Jason Palmer says he became interested in science journalism after years as an ultrafast laser scientist at Lawrence Livermore Lab in the U.S. and Imperial College in Britain — a time that instilled in him, as he describes it, a “fear of dark laboratories.”


Jason spent time in the glass foundry at MIT during his fellowship year.

As an antidote, he began freelance writing while doing postdoctoral work in Italy. As that came to an end, he secured internships at The Economist and New Scientist magazines, which in turn led to a full-time job as a science and technology reporter with BBC News. Still, having missed out on an MIT education at the undergraduate level, and with nudging from colleagues and former Knight Science Journalism fellows at the BBC, he decided to apply. He arrived in Cambridge in the summer of 2013.

As a fellow, Jason took a mix of science courses — a bit of cosmology from Alan Guth, some biology from Eric Lander, and science and cooking over at Harvard — but also explored a range of other topics, including science policy, the history of news, and a bit of fiction writing. He also dabbled in glass blowing, just about the only thing that he says he hasn’t put to good use since completing the fellowship. The experience of being a fellow, Jason adds, broadened his perspective as a science journalist and taught him a lot about how other journalists in other markets work. It inspired in him an ambition to go a bit beyond the news hamster-wheel and to think about science in bigger, broader terms.

As a result, when an opportunity arose to become a science correspondent at The Economist just as the fellowship was ending, he jumped at it.

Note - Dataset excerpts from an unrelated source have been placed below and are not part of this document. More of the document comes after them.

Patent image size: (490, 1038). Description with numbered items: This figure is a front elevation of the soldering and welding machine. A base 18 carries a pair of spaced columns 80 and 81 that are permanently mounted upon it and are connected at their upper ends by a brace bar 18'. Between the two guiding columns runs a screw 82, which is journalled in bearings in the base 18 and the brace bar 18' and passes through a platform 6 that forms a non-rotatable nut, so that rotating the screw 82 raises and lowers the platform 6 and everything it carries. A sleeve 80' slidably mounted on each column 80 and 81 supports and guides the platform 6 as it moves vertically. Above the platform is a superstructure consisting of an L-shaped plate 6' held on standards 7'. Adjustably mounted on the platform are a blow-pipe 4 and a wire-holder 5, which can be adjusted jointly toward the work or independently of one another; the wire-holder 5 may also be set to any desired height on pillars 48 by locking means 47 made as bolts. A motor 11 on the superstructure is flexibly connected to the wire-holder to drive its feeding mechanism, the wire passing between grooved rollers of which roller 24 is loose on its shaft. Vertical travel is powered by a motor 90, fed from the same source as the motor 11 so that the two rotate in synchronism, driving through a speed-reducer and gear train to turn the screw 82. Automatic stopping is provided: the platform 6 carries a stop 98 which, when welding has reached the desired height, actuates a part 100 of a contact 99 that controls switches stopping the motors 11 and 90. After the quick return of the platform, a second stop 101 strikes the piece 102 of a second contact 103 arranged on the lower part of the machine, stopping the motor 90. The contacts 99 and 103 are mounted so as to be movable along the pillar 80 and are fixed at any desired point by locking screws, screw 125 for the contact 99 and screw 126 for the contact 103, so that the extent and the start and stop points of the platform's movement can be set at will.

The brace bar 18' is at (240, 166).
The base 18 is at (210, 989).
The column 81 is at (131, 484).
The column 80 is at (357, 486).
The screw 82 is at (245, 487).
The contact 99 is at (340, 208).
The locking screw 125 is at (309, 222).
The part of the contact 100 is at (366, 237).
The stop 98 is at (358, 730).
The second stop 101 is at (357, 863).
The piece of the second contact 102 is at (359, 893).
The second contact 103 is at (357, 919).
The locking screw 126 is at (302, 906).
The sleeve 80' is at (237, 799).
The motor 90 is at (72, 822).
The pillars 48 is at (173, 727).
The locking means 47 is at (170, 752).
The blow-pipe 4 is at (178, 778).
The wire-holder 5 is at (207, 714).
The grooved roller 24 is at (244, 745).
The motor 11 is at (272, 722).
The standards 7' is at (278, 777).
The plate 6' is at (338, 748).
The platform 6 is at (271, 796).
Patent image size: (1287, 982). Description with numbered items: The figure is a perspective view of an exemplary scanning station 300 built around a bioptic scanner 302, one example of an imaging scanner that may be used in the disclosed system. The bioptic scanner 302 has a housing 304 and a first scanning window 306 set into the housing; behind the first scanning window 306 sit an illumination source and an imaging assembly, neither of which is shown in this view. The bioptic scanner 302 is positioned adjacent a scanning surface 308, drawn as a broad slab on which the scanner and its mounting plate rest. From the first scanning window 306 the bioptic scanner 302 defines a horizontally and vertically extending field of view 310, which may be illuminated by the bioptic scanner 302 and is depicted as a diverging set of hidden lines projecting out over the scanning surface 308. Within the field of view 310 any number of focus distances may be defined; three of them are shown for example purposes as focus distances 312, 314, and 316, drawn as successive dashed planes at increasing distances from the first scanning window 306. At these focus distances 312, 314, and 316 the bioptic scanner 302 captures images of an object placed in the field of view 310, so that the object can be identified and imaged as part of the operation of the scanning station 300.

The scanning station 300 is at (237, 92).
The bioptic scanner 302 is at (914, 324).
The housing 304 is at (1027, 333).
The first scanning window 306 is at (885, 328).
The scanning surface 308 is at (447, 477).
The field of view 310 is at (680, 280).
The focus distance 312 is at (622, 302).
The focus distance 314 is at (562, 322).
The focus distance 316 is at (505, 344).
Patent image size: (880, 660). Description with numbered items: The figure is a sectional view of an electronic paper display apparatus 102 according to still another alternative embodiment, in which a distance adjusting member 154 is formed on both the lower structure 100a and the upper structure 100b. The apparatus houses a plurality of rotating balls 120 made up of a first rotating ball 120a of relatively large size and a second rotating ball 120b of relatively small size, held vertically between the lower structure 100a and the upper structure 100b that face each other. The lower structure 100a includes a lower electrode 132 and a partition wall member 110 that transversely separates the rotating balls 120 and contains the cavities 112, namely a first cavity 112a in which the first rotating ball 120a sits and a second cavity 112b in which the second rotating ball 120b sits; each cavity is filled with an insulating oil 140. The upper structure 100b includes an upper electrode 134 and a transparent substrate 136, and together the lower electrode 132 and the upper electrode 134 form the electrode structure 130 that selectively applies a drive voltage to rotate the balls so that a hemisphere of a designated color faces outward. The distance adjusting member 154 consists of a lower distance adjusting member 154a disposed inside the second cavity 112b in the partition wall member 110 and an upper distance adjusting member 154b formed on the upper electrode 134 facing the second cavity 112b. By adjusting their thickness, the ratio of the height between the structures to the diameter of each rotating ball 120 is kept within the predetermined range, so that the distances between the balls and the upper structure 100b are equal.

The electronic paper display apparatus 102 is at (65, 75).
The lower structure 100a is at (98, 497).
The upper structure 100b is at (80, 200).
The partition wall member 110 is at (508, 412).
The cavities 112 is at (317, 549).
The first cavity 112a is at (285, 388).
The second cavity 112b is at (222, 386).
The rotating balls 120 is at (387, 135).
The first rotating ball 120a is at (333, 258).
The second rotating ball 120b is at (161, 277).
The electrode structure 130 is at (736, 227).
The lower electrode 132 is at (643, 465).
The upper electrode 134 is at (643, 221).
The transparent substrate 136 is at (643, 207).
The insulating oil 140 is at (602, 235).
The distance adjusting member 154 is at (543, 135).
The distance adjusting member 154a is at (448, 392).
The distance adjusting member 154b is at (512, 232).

Nevertheless, he still misses Cambridge, and his fellow fellows, and Jason says he’s sure he’ll maintain the friendships he forged at MIT for the rest of his days. “I have never had such a wide-open opportunity to pursue my curiosity, and I don’t expect I ever will again,” Jason said. “I learned more in that year about more topics, and had more fun doing it, than I thought was possible.

“The fellowship was an incredible thing to be a part of,” he added, “and to still be a part of.”